On Fri, 24 Dec 2004, Martin Marji Cermak wrote:

I guess it is normal Squid behaviour - the developers probably did not expect the storeDirWriteCleanLogs method to take so long to finish.

Correct.

When Squid is executing storeDirWriteCleanLogs, I believe it does not process its event queue.

Correct.

As you can see below, I got an extreme case when storeDirWriteCleanLogs took 23 seconds to finish.

Quite likely your Squid was partially swapped out and this caused the storeDirWriteCleanLogs to take such long time. You do not have very many entries to warrant that the writing in itself should take a noticeable amount of time.

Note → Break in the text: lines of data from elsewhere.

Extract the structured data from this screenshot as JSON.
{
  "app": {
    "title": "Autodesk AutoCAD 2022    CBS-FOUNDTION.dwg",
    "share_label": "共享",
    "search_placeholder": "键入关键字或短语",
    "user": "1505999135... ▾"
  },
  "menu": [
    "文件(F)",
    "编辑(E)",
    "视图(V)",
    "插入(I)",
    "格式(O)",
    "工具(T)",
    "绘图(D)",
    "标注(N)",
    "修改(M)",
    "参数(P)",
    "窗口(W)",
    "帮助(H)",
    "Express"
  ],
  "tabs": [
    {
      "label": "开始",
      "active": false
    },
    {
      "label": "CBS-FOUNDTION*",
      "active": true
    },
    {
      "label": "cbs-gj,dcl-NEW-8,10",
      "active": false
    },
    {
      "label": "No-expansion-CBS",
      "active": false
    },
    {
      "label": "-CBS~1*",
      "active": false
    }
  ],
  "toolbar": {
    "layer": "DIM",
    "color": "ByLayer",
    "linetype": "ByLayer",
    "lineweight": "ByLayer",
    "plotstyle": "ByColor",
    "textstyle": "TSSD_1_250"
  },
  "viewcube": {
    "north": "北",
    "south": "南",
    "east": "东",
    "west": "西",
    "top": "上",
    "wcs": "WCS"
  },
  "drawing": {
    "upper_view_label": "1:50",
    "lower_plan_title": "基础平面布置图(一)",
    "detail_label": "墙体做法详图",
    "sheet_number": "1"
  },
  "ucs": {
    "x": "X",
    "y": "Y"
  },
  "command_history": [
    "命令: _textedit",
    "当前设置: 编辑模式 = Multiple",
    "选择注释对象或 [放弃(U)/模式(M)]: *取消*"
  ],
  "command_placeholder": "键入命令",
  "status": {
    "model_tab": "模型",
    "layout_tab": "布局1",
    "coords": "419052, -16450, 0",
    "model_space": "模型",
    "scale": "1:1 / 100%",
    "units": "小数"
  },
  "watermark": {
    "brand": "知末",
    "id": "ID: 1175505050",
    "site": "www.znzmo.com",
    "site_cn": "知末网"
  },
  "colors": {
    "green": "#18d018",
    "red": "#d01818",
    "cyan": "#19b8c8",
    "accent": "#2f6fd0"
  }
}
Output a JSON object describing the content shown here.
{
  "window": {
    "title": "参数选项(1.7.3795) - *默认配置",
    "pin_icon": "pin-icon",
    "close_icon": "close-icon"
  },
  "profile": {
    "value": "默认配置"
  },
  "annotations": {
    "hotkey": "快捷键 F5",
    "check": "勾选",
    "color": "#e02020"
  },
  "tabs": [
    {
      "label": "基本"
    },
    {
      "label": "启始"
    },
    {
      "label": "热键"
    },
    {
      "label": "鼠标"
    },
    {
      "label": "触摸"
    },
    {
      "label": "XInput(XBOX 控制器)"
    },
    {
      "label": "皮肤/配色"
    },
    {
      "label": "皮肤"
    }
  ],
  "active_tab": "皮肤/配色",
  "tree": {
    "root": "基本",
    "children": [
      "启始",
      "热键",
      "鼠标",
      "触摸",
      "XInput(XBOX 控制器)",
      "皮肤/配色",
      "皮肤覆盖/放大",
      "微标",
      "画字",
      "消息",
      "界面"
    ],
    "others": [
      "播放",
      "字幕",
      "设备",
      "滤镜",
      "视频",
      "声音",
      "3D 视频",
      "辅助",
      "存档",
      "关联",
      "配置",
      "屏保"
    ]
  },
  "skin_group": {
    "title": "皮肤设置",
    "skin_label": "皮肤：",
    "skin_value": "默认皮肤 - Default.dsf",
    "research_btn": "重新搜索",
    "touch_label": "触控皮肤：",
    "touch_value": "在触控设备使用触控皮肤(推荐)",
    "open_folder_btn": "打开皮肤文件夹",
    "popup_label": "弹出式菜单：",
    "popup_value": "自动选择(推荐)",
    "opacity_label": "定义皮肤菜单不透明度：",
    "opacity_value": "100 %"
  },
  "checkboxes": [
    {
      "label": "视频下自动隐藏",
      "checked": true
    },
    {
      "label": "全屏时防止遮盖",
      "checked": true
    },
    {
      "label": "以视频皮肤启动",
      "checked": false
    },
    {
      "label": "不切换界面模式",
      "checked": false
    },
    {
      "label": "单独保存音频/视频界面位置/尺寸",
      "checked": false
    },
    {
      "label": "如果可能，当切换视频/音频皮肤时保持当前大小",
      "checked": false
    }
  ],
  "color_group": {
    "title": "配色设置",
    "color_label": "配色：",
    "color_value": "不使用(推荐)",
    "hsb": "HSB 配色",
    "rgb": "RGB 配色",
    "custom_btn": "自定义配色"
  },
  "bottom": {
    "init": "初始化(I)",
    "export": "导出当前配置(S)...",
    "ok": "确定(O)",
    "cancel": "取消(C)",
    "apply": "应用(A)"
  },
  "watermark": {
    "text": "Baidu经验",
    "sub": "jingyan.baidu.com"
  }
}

I have to rotate my logfiles approx every hour (I use "log_mime_hdrs on" to be able to help a client when he/she has a problem, so access.log grows to 500MB after an hour in peek time).

Understandable.

Is there a way how to not affect clients when rotating logfiles?

Not easily.

Maybe the storeDirWriteCleanLogs does not have to be called just because of rotating? If so, I can make a patch, just need some hints before I start :-)

You need to periodically rotate/clean the swap.state index files just as you need to rotate the access.log. If not these will grow too large. But you probably does not need to clean the swap.state as frequently.


The rotate process is seen in main.c mainRotate(). The writing of the clean swap.state indexes is the storeDirWriteCleanLogs(1) call.